New study on the impacts of lockdown on residential electricity demand in India, demonstrates the need for robust public data quality as part of the nation's digitalisation policy, writes Ramit Debnath.
India is the world’s third-largest energy-consuming country and emitter of carbon dioxide, despite low per capita carbon dioxide emissions. India’s continued industrialisation and urbanisation will make enormous demands for its energy sector and policymakers to enable low-carbon and just transition. Moreover, climate change is bound to increase the frequency of heatwaves in India, causing further strain in the energy system; for instance, electricity demand for cooling appliances like air-conditioners is expected to increase six-to-eight folds by 2040.
Greater energy efficiency will be part of the solution, and digitalisation has a big role to play, making it a critical tool for climate action. The shift in working patterns during the pandemic has provided a natural experiment that holds lessons for how smart meters can encourage greater energy efficiency.
In a recent paper we used the Government of India’s public smart meter database, called NEEM, to evaluate how lockdown impacted residential electricity demand in 13 cities. Due to changing working norms, it demonstrated distinct shifts in electricity usage patterns across different apartment types.
The study explored the effect of covid-19 measures on daily peak electricity demand using advanced artificial intelligence (AI)-driven algorithms, finding that work-from-home significantly shifted users’ energy use behaviour compared to 2018 and 2019 levels. Thus digitalisation efforts like the NEEM platform have been instrumental in studying the consequences of the lockdowns for energy use. It will also be critical for evaluating future policies associated with climate action like energy efficiency and energy affordability.
For instance, the study found that during the lockdown in 2020, maximum peak energy demand exceeded by almost 150–200% across one-room units, one-bedroom units and two-bedroom apartment units. These types of housing are typical for low- and middle-income households. Such a demand increase is large enough to unexpectedly raise households’ monthly electricity bills by five or 10 times, which was observed in many megacities during the first lockdown months. Thus the availability of such digital data in the public domain can help policymakers plan for post-pandemic energy demand management in possible future hybrid working scenarios.
We cannot yet be sure whether hybrid working conditions will be the new normal. Still, for now, what we have learned from the study is that the digitisation of the energy system through smart meters can enable the understanding and management of energy demand.
The digitalisation efforts in India are still at an experimental stage, which means there are issues about data quality and reliability. This is not so much about the energy usage as about a lack of information on the demographic and climate-related factors. Linking data in this way would enable exploration of the correlations between room size, income categories, and energy consumption in work-from-home circumstances. Making this kind of information available could empower citizens, policymakers and researchers to be more aware about their own energy use and the system as a whole. It would provide opportunities for the government to create better digital energy infrastructure for public use.
Incomplete datasets and lack of contextualised information on local weather, income, age, electricity bills and household appliance ownership pose serious challenges for the research, which had to make several simplifying assumptions, limiting the generalisability of this research.

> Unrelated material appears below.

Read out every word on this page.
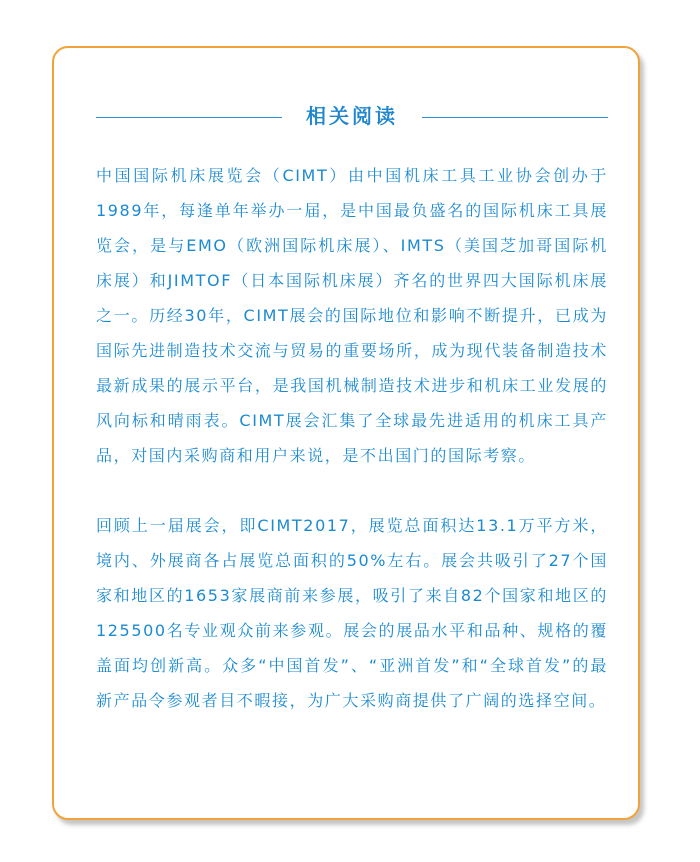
相关阅读

中国国际机床展览会（CIMT）由中国机床工具工业协会创办于1989年，每逢单年举办一届，是中国最负盛名的国际机床工具展览会，是与EMO（欧洲国际机床展）、IMTS（美国芝加哥国际机床展）和JIMTOF（日本国际机床展）齐名的世界四大国际机床展之一。历经30年，CIMT展会的国际地位和影响不断提升，已成为国际先进制造技术交流与贸易的重要场所，成为现代装备制造技术最新成果的展示平台，是我国机械制造技术进步和机床工业发展的风向标和晴雨表。CIMT展会汇集了全球最先进适用的机床工具产品，对国内采购商和用户来说，是不出国门的国际考察。

回顾上一届展会，即CIMT2017，展览总面积达13.1万平方米，境内、外展商各占展览总面积的50%左右。展会共吸引了27个国家和地区的1653家展商前来参展，吸引了来自82个国家和地区的125500名专业观众前来参观。展会的展品水平和品种、规格的覆盖面均创新高。众多“中国首发”、“亚洲首发”和“全球首发”的最新产品令参观者目不暇接，为广大采购商提供了广阔的选择空间。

Nevertheless, the study offers lessons not only for India but also for other developing nations planning for the digitalisation of their energy system. Digital tools in government hold out the promise of better evidence-based policymaking if they can turn the data into actionable information. The NEEM database meant that the abrupt shifts in residential electricity demand due to the pandemic could be monitored and linked to housing types. Being able to monitor such patterns in real time will enable greater energy efficiency when demand is increasing, and – if linking other kinds of data becomes possible – to develop other policy interventions to help low-income households.
The study is an outcome of an interdisciplinary collaboration between the University of Cambridge, UK (Dr Ramit Debnath, Dr Ronita Bardhan and Prof Michael Ramage), Lawrence Berkeley National Lab, USA (Dr Tianzhen Hong), Carnegie Mellon University, USA (Dr Ashwin Misra) and International Energy Agency, France (Vida Rozite).